The day before shipping my Sealey #SuperlinePRO tool chest arrives. I load this with all the tools required for assemble of the Extra 330SC along with oil, spare parts and sundries. One last job to do is remove all spark plugs and inhibit the cylinders. Place the dried silica gel bags up the exhaust and seal the outlet, seal the air intake.
Time to take the plane apart. The Extra 330SC is quite straight forward to dissemble. A few tricky jobs, for example removal of the rudder. Two 8mm a/f spanners are required with shafts ground down to approx 3 or 4 mm wide. The access slot is rather small and only a fraction of a turn on the nut is possible.
Removing the canopy, cowls and shell is the next task, this is secured by many 5mm pan head screws. Internally 4 imperial 3/16″ bolts are used, 2 of which are near impossible to get too forward of the rudder peddles.
With the aircraft fully exposed the fin and tailplanes are next. All straightforward 14mm bolt heads. Just 2 x 8mm slightly difficult nuts to remove holding the elevator central pivot point. These are mounted on a bespoke frame which also takes the wing. One 10mm bolt on the elevator push rod plus the trim tab activator.
Next of is the wing. Fuel pipes, manifold pressure, fuel pressure lines, earth bonding wires, throttle rod, aileron push rods and then the longeron joiners. Rear spare bolts being 13mm a/f are quite straight forwards. The main spar bolts are 20mm stainless steel.

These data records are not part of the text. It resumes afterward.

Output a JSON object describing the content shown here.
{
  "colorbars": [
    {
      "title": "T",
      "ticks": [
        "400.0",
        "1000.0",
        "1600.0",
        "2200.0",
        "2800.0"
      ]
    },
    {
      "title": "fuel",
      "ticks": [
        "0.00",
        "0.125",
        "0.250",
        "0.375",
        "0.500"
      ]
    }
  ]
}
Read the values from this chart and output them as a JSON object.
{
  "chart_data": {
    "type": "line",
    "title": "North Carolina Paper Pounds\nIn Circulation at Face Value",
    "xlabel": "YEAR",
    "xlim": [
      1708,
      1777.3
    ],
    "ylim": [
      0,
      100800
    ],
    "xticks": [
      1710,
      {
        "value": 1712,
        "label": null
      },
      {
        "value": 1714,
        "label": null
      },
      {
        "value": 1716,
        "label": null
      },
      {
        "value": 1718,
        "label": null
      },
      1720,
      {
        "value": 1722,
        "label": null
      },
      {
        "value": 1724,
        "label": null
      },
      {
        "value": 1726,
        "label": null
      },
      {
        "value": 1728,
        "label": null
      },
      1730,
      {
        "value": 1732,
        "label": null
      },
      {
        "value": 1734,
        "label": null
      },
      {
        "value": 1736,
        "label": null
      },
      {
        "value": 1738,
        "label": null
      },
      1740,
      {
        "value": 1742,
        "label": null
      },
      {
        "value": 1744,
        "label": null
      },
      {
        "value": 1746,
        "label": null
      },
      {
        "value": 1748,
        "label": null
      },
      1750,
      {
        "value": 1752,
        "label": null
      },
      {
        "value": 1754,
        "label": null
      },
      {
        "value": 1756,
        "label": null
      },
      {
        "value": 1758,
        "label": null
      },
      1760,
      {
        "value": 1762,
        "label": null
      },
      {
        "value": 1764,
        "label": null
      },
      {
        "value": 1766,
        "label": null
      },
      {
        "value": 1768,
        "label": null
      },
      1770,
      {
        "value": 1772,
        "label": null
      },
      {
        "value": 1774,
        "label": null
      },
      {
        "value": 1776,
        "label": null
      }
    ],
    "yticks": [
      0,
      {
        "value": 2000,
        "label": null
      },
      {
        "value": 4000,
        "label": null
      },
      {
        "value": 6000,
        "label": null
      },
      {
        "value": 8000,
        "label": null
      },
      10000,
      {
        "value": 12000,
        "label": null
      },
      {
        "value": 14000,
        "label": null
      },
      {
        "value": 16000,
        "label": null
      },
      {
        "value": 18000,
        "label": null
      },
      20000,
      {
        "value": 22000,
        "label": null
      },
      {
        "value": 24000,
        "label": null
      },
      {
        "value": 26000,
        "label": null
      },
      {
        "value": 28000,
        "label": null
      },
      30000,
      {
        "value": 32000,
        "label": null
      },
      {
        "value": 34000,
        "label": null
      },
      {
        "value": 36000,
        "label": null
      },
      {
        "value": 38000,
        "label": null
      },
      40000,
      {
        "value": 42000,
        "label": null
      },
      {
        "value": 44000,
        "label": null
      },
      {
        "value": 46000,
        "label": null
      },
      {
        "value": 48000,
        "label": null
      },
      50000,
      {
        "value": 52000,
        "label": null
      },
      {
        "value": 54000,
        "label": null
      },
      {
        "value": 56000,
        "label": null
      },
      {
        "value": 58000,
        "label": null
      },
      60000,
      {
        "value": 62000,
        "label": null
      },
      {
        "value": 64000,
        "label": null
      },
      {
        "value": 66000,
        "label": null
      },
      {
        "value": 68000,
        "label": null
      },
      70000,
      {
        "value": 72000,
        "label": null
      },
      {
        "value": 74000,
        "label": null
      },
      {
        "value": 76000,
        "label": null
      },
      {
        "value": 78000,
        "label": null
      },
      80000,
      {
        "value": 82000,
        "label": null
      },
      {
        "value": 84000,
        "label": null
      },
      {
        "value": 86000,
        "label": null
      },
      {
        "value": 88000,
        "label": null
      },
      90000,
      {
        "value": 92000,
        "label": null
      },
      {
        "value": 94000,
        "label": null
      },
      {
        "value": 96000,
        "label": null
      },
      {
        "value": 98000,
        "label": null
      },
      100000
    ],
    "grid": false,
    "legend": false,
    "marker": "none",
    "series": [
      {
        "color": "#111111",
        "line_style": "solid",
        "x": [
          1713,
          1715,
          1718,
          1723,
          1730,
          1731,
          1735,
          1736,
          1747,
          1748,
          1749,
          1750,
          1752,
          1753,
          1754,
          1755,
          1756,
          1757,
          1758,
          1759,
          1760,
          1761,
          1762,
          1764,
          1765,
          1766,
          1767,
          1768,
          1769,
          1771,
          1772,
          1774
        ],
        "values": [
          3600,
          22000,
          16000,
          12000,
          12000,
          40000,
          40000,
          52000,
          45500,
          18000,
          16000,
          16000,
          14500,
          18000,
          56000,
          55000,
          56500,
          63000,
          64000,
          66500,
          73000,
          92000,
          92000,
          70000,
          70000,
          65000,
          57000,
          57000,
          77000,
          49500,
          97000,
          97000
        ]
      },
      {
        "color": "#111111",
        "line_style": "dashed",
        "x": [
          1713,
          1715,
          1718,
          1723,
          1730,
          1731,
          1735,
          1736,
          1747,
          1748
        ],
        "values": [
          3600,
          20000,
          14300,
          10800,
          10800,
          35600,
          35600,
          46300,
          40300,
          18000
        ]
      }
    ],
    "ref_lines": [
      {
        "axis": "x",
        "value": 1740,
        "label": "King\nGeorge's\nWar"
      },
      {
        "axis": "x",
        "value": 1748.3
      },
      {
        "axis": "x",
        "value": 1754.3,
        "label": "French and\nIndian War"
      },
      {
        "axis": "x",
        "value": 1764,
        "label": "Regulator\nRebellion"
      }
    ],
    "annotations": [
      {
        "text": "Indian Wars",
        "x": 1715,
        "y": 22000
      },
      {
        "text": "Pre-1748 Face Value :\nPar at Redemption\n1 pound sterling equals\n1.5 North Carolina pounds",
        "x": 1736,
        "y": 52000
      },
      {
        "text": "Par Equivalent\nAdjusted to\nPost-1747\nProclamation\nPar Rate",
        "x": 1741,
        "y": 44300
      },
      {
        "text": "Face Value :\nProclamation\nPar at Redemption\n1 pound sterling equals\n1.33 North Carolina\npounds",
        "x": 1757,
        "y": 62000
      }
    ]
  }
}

These have a tendency to “pick up” either on the way in or on the way out. A special puller is used.
The wing is lifted out with 6 persons and placed in the shipping frame.
Engine inhibited, inlets and exhausts sealed. Bolts and nut refitted to holes and that’s basically the job done.
2 persons 6 hours.
I’ve start the annual inspection. Earlier this year to have all paperwork in order before shipping on the 25th November. Lots of preventative maintenance carried out also. New tyres, brake discs, park pads, new seals, bearings cleaned and regreased, new plugs, engine baffle material, tail spring along with “on page” tasks.
Loading 25th at Gransden.
Etd London Gateway 1st December / Vessel Rio de la Plata
Eta Jebel Ali 21st December
Etd Jebel Ali 21st December / First available Vessel
Eta Bahrain 26th December
Nick Peel from Brooklands Engineering is my part 66 composit engineer for assembly in Bahrain along with Richard and Clare Parkinson for assembly and media.
George Sealey of Sealey tools will come out later replacing Nick to help with disassembly for the return to the UK after the show.
Shipping of pyros is in hand by not a certainty with DHL. Import licences being sought at this time.
BIAS 2016 at Sakhir air base.
With contracts signed and 3 months to go before opening the sea containers at Sakhir Air Base to start assembly of the Extra 330SC its time to firm up other details of the begging’s of the 2016 Global Stars adventures. :-
♦ Aircraft shipping date
♦ Licensed engineers availability
♦ Ground crew availability
♦ Photography and camera personal plus equipment for the aircraft
♦ Pyrotechnics shipping
♦ Spare parts inventory
Between now and shipping of the aircraft all maintenance required needs carrying out. Annual inspection, life items checking, preventative maintenance and the issue of the new ARC.